Le coupable: les CD protégés contre la copie, que de nombreux détaillants canadiens voudraient maintenant faire retirer des tablettes de leurs magasins.
Le problème a été mis en relief la semaine dernière quand on a appris que cette technologie anti-piratage, utilisée pour la production d'une cinquantaine de titres de Sony BMG diffusés aux Etats-Unis, et de 37 titres au Canada, implantait secrètement un logiciel espion sur les ordinateurs.
Or ce logiciel rend les appareils vulnérables aux virus et au piratage. Et lorsqu'on essaie de le retirer de l'ordinateur, il met le lecteur de CD hors d'état de fonctionner.
Nul besoin de préciser que l'innovation a frustré les consommateurs.
Selon Sony BMG, quelque 120 000 copies des 4,7 millions de CD problématiques de la compagnie ont été vendues au Canada.
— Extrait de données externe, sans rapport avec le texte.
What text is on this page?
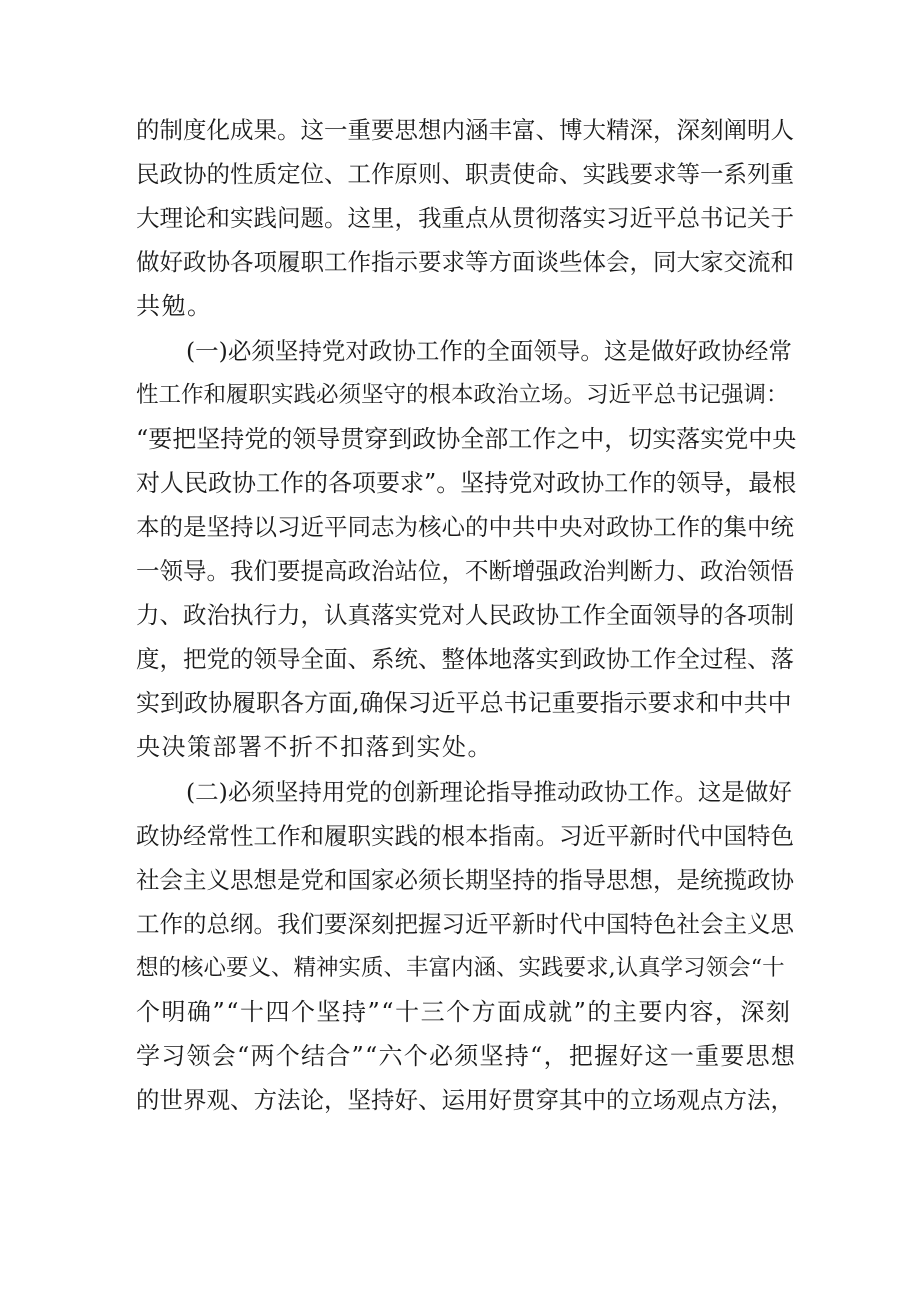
的制度化成果。这一重要思想内涵丰富、博大精深，深刻阐明人
民政协的性质定位、工作原则、职责使命、实践要求等一系列重
大理论和实践问题。这里，我重点从贯彻落实习近平总书记关于
做好政协各项履职工作指示要求等方面谈些体会，同大家交流和
共勉。
(一)必须坚持党对政协工作的全面领导。这是做好政协经常
性工作和履职实践必须坚守的根本政治立场。习近平总书记强调：
“要把坚持党的领导贯穿到政协全部工作之中，切实落实党中央
对人民政协工作的各项要求”。坚持党对政协工作的领导，最根
本的是坚持以习近平同志为核心的中共中央对政协工作的集中统
一领导。我们要提高政治站位，不断增强政治判断力、政治领悟
力、政治执行力，认真落实党对人民政协工作全面领导的各项制
度，把党的领导全面、系统、整体地落实到政协工作全过程、落
实到政协履职各方面,确保习近平总书记重要指示要求和中共中
央决策部署不折不扣落到实处。
(二)必须坚持用党的创新理论指导推动政协工作。这是做好
政协经常性工作和履职实践的根本指南。习近平新时代中国特色
社会主义思想是党和国家必须长期坚持的指导思想，是统揽政协
工作的总纲。我们要深刻把握习近平新时代中国特色社会主义思
想的核心要义、精神实质、丰富内涵、实践要求,认真学习领会“十
个明确”“十四个坚持”“十三个方面成就”的主要内容，深刻
学习领会“两个结合”“六个必须坚持“，把握好这一重要思想
的世界观、方法论，坚持好、运用好贯穿其中的立场观点方法，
Sony n'est pas le seul producteur à avoir mis en marché des CD protégés contre la reproduction au Canada. EMI en met en vente depuis environ trois ans, et compte doter tous ses CD de la nouvelle technologie d'ici la fin de l'année. Mais les disques d'EMI emploient un logiciel différent de ceux de Sony BMG, et n'ont encore causé aucun problème d'ordinateur.
Les maisons de disques soutiennent que cette mesure vise à empêcher les gens de partager de la musique avec ceux qui n'ont pas payé pour se la procurer.